Ongoing research on CMT includes efforts to identify more of the mutant genes and proteins that cause the various disease subtypes. Other research aims to discover the mechanism of muscle atrophy and nerve degeneration, with the goal of developing ways to stop or slow these processes and develop therapies to reverse the damage. Additional research focuses on protein regulation and how the mitochondria, the cell's power plant, may play a role in nerve degeneration.

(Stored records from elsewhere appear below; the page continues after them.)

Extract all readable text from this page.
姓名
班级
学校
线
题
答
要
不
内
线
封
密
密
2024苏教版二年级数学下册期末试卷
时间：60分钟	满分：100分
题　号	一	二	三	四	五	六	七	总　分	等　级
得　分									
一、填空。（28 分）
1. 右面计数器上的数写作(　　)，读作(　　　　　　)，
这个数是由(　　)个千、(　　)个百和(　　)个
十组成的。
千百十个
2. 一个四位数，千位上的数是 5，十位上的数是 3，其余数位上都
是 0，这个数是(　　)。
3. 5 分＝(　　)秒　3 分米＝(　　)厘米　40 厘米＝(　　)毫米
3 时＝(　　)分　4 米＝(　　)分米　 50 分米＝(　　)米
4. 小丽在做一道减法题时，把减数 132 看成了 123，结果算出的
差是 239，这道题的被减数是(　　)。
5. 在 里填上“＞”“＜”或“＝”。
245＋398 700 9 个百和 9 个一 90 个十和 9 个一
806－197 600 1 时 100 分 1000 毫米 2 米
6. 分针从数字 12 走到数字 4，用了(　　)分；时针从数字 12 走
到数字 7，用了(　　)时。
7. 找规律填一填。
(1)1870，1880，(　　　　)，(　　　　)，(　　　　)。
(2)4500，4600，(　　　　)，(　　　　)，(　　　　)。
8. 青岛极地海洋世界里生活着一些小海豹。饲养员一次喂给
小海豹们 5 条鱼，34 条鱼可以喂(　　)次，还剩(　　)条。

Information from the National Library of Medicine’s MedlinePlus
Charcot-Marie-Tooth disease (CMT) is one of the most common inherited neurological disorders, and nearly all cases are inherited. CMT damages the body's peripheral nerves, making them unable to activate muscles or relay sensory informaton from the limbs back to the spinal cord and the brain. There are different types of CMT disease, which may share some symptoms but vary by pattern of inheritance and age of onset. Early symptoms typically include weakness or paralysis of the foot and lower leg muscles. As the disease progresses, weakness and decreased muscle bulk may occur in the hands, arms, legs, or feet. People may lose the ability to feel heat, cold, and touch. Chronic shortening of muscles or tendons around joints prevents the joints from moving freely, and muscle cramping is common. Some people have pain that can range from mild to severe. Genetic testing can detect the most common types of CMT.
There is no cure for CMT, but physical therapy, occupational therapy, braces and other orthopedic devices, and orthopedic surgery can help people cope with the disabling symptoms of the disease. In addition, pain-killing drugs can be prescribed for individuals who have severe pain.
Onset of symptoms of CMT is most often in adolescence or early adulthood but can occur at any age. Progression of symptoms is very gradual. CMT affects both sensory and motor nerves (nerves that trigger an impulse for a muscle to contract). In addition to a reduced ability to feel vibrations, temperature differences, and touch, weakness and muscle atrophy in the hands may cause difficulty with fine motor skills. The disease can cause curvature of the spine and hip displacement. Most individuals with CMT have some amount of physical disability, although some people may never know they have the disease. CMT usually isn't life threatening and rarely affects muscles involved in vital functions like breathing.